What are the pros and the cons in pooling and sharing clinically relevant genomic information?
Nature Editorial – 21 June 2016
When doctors in Ottawa saw a child with an unusual developmental disorder last year, they were stumped. Their patient had an abnormally small head and face and had been slow to develop. They sequenced the child’s genome hoping to find a genetic explanation, but came up with too many possible candidate genes to pinpoint a likely culprit. This still happens a lot in medicine: people with rare problems go undiagnosed. And that’s one reason behind a big push in science in recent years — the pooling and sharing of clinically relevant information.
In the Ottawa case, the doctors got lucky. They were able to search a database that contained information about other patients with undiagnosed diseases, and when they did so they found a second person with similar symptoms — and an identical mutation in one gene, EFTUD2. The finding allowed the Ottawa doctors to diagnose their patient with a disease called mandibulofacial dysostosis with microcephaly, and to begin to understand why mutations in EFTUD2 cause the disease’s symptoms.
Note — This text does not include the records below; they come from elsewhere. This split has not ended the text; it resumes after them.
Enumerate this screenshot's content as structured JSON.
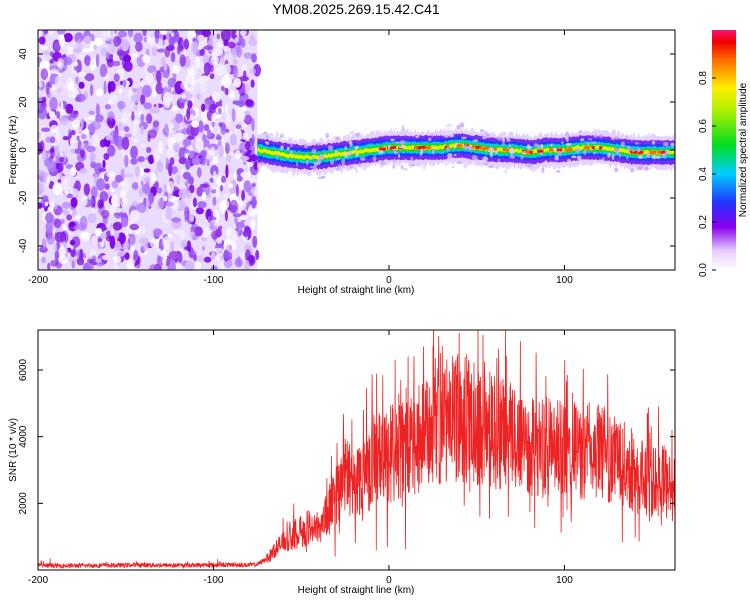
{
  "title": "YM08.2025.269.15.42.C41",
  "chart_data": [
    {
      "type": "heatmap",
      "title": "YM08.2025.269.15.42.C41",
      "xlabel": "Height of straight line (km)",
      "ylabel": "Frequency (Hz)",
      "xlim": [
        -200,
        163
      ],
      "ylim": [
        -50,
        50
      ],
      "xticks": [
        -200,
        -100,
        0,
        100
      ],
      "xtick_labels": [
        "-200",
        "-100",
        "0",
        "100"
      ],
      "yticks": [
        -40,
        -20,
        0,
        20,
        40
      ],
      "ytick_labels": [
        "-40",
        "-20",
        "0",
        "20",
        "40"
      ],
      "noise_region_x": [
        -200,
        -75
      ],
      "signal_ridge": {
        "start_x": -75,
        "x": [
          -75,
          -60,
          -50,
          -40,
          -30,
          -20,
          -10,
          0,
          10,
          20,
          30,
          40,
          50,
          60,
          70,
          80,
          90,
          100,
          110,
          120,
          130,
          140,
          150,
          163
        ],
        "freq": [
          0,
          -2,
          -3,
          -3,
          -2,
          -1,
          0,
          1,
          1,
          1,
          1,
          2,
          1,
          0,
          0,
          -1,
          0,
          0,
          1,
          1,
          0,
          -1,
          -1,
          -1
        ]
      },
      "colorbar": {
        "label": "Normalized spectral amplitude",
        "range": [
          0,
          1
        ],
        "ticks": [
          0.0,
          0.2,
          0.4,
          0.6,
          0.8
        ],
        "tick_labels": [
          "0.0",
          "0.2",
          "0.4",
          "0.6",
          "0.8"
        ]
      }
    },
    {
      "type": "line",
      "xlabel": "Height of straight line (km)",
      "ylabel": "SNR (10 * v/v)",
      "xlim": [
        -200,
        163
      ],
      "ylim": [
        0,
        7200
      ],
      "xticks": [
        -200,
        -100,
        0,
        100
      ],
      "xtick_labels": [
        "-200",
        "-100",
        "0",
        "100"
      ],
      "yticks": [
        2000,
        4000,
        6000
      ],
      "ytick_labels": [
        "2000",
        "4000",
        "6000"
      ],
      "color": "#ee2222",
      "series": [
        {
          "name": "SNR",
          "x": [
            -200,
            -180,
            -160,
            -140,
            -120,
            -100,
            -86,
            -80,
            -75,
            -70,
            -65,
            -60,
            -55,
            -50,
            -45,
            -40,
            -35,
            -30,
            -25,
            -20,
            -15,
            -10,
            -5,
            0,
            5,
            10,
            15,
            20,
            25,
            30,
            35,
            40,
            45,
            50,
            55,
            60,
            65,
            70,
            75,
            80,
            85,
            90,
            95,
            100,
            105,
            110,
            115,
            120,
            125,
            130,
            135,
            140,
            145,
            150,
            155,
            160,
            163
          ],
          "y": [
            100,
            100,
            110,
            120,
            110,
            120,
            130,
            120,
            140,
            300,
            600,
            800,
            1000,
            1100,
            1250,
            1250,
            1600,
            2200,
            2700,
            2600,
            2700,
            3000,
            3200,
            3300,
            3300,
            3500,
            3700,
            3800,
            4000,
            4200,
            4300,
            4400,
            4300,
            4200,
            4100,
            4000,
            3900,
            3850,
            3800,
            3600,
            3550,
            3500,
            3450,
            3450,
            3400,
            3350,
            3400,
            3400,
            3300,
            3100,
            3000,
            2800,
            2600,
            2500,
            2600,
            2400,
            2300
          ]
        }
      ]
    }
  ]
}
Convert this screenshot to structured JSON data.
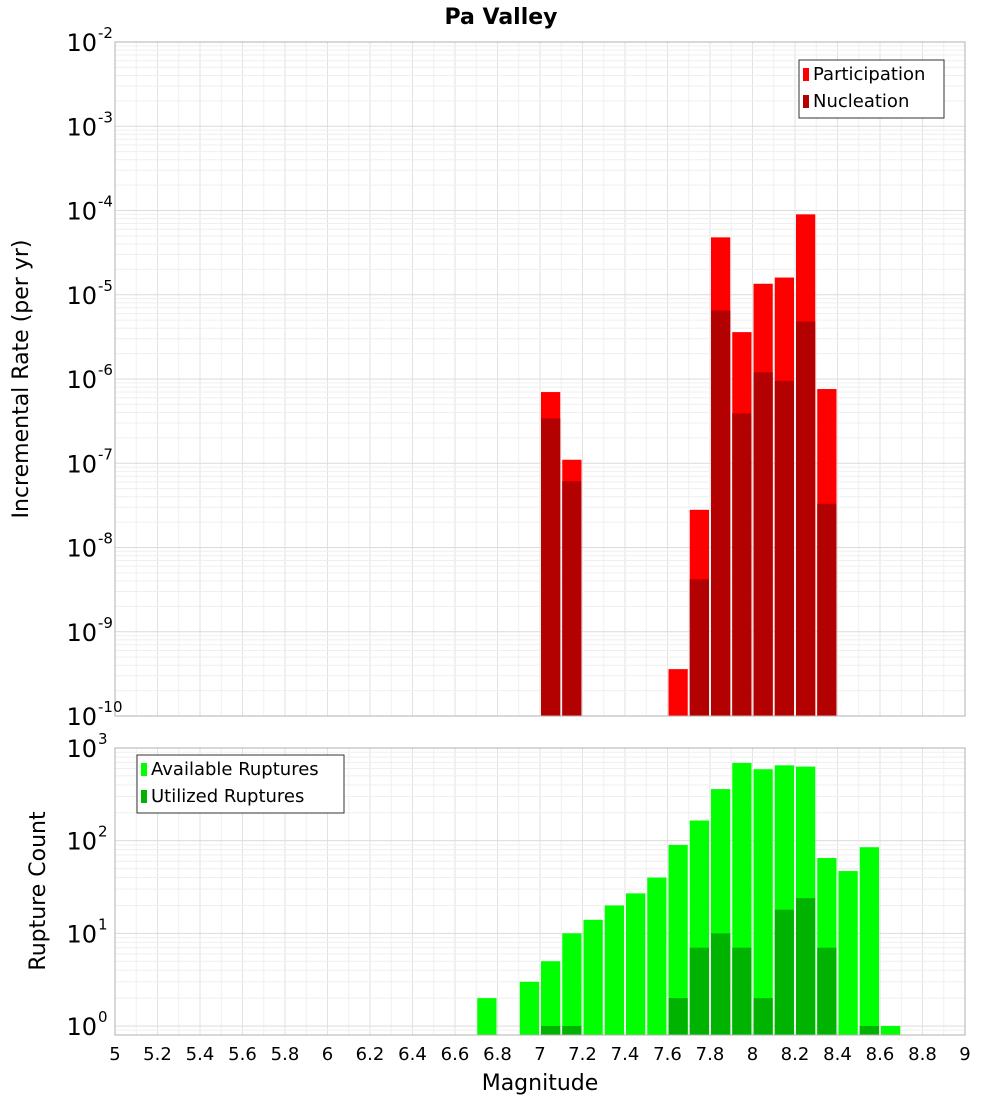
{
  "figure": {
    "title": "Pa Valley",
    "xlabel": "Magnitude",
    "xlim": [
      5,
      9
    ],
    "xticks": [
      5,
      5.2,
      5.4,
      5.6,
      5.8,
      6,
      6.2,
      6.4,
      6.6,
      6.8,
      7,
      7.2,
      7.4,
      7.6,
      7.8,
      8,
      8.2,
      8.4,
      8.6,
      8.8,
      9
    ],
    "grid": true
  },
  "chart_data": [
    {
      "type": "bar",
      "ylabel": "Incremental Rate (per yr)",
      "yscale": "log",
      "ylim": [
        1e-10,
        0.01
      ],
      "yticks": [
        {
          "base": "10",
          "exp": "-10"
        },
        {
          "base": "10",
          "exp": "-9"
        },
        {
          "base": "10",
          "exp": "-8"
        },
        {
          "base": "10",
          "exp": "-7"
        },
        {
          "base": "10",
          "exp": "-6"
        },
        {
          "base": "10",
          "exp": "-5"
        },
        {
          "base": "10",
          "exp": "-4"
        },
        {
          "base": "10",
          "exp": "-3"
        },
        {
          "base": "10",
          "exp": "-2"
        }
      ],
      "legend_position": "top-right",
      "series": [
        {
          "name": "Participation",
          "color": "#ff0000",
          "x": [
            7.05,
            7.15,
            7.65,
            7.75,
            7.85,
            7.95,
            8.05,
            8.15,
            8.25,
            8.35
          ],
          "values": [
            7e-07,
            1.1e-07,
            3.6e-10,
            2.8e-08,
            4.8e-05,
            3.6e-06,
            1.35e-05,
            1.6e-05,
            9e-05,
            7.6e-07
          ]
        },
        {
          "name": "Nucleation",
          "color": "#b30000",
          "x": [
            7.05,
            7.15,
            7.75,
            7.85,
            7.95,
            8.05,
            8.15,
            8.25,
            8.35
          ],
          "values": [
            3.4e-07,
            6.1e-08,
            4.2e-09,
            6.5e-06,
            3.9e-07,
            1.2e-06,
            9.5e-07,
            4.8e-06,
            3.3e-08
          ]
        }
      ]
    },
    {
      "type": "bar",
      "ylabel": "Rupture Count",
      "yscale": "log",
      "ylim": [
        0.8,
        1000
      ],
      "yticks": [
        {
          "base": "10",
          "exp": "0"
        },
        {
          "base": "10",
          "exp": "1"
        },
        {
          "base": "10",
          "exp": "2"
        },
        {
          "base": "10",
          "exp": "3"
        }
      ],
      "legend_position": "top-left",
      "series": [
        {
          "name": "Available Ruptures",
          "color": "#00ff00",
          "x": [
            6.75,
            6.95,
            7.05,
            7.15,
            7.25,
            7.35,
            7.45,
            7.55,
            7.65,
            7.75,
            7.85,
            7.95,
            8.05,
            8.15,
            8.25,
            8.35,
            8.45,
            8.55,
            8.65
          ],
          "values": [
            2,
            3,
            5,
            10,
            14,
            20,
            27,
            40,
            90,
            165,
            360,
            690,
            590,
            650,
            630,
            65,
            47,
            85,
            1
          ]
        },
        {
          "name": "Utilized Ruptures",
          "color": "#00b300",
          "x": [
            7.05,
            7.15,
            7.65,
            7.75,
            7.85,
            7.95,
            8.05,
            8.15,
            8.25,
            8.35,
            8.55
          ],
          "values": [
            1,
            1,
            2,
            7,
            10,
            7,
            2,
            18,
            24,
            7,
            1
          ]
        }
      ]
    }
  ]
}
That’s the upside of the new era of data sharing. But there is a possible downside too: invasion of privacy. Massive genetic studies in countries such as the United States, Qatar, Saudi Arabia and Brazil are collecting genetic data on millions of people, so there is a chance that a person’s identity could be dragged from those data — especially if they are linked to clinical information, such as medical history. The risk is that someone who volunteers their DNA could see their medical problems opened to public scrutiny.
This is a legitimate concern for many researchers, and is one reason why data sharing is easier said than done. Others include the lingering sense of ownership, and the career benefits offered to those who have privileged access. Those concerns relate to the standard model of data sharing, in which different groups of scientists deposit their results into centralized databases. This model has had some success, but researchers have already encountered problems, such as how to grant and control access to the pooled information.
Pooling it in the first place becomes more difficult as the data sets get larger and the underlying techniques more varied. Imagine the difficulty of finding a specific book by gathering all the contents of a dozen different national libraries and then devising a way to integrate the numerous ways in which they are filed, tracked, recorded and made available. It would be much easier to ask each library whether it holds that book. What if data sharing in science could go the same way?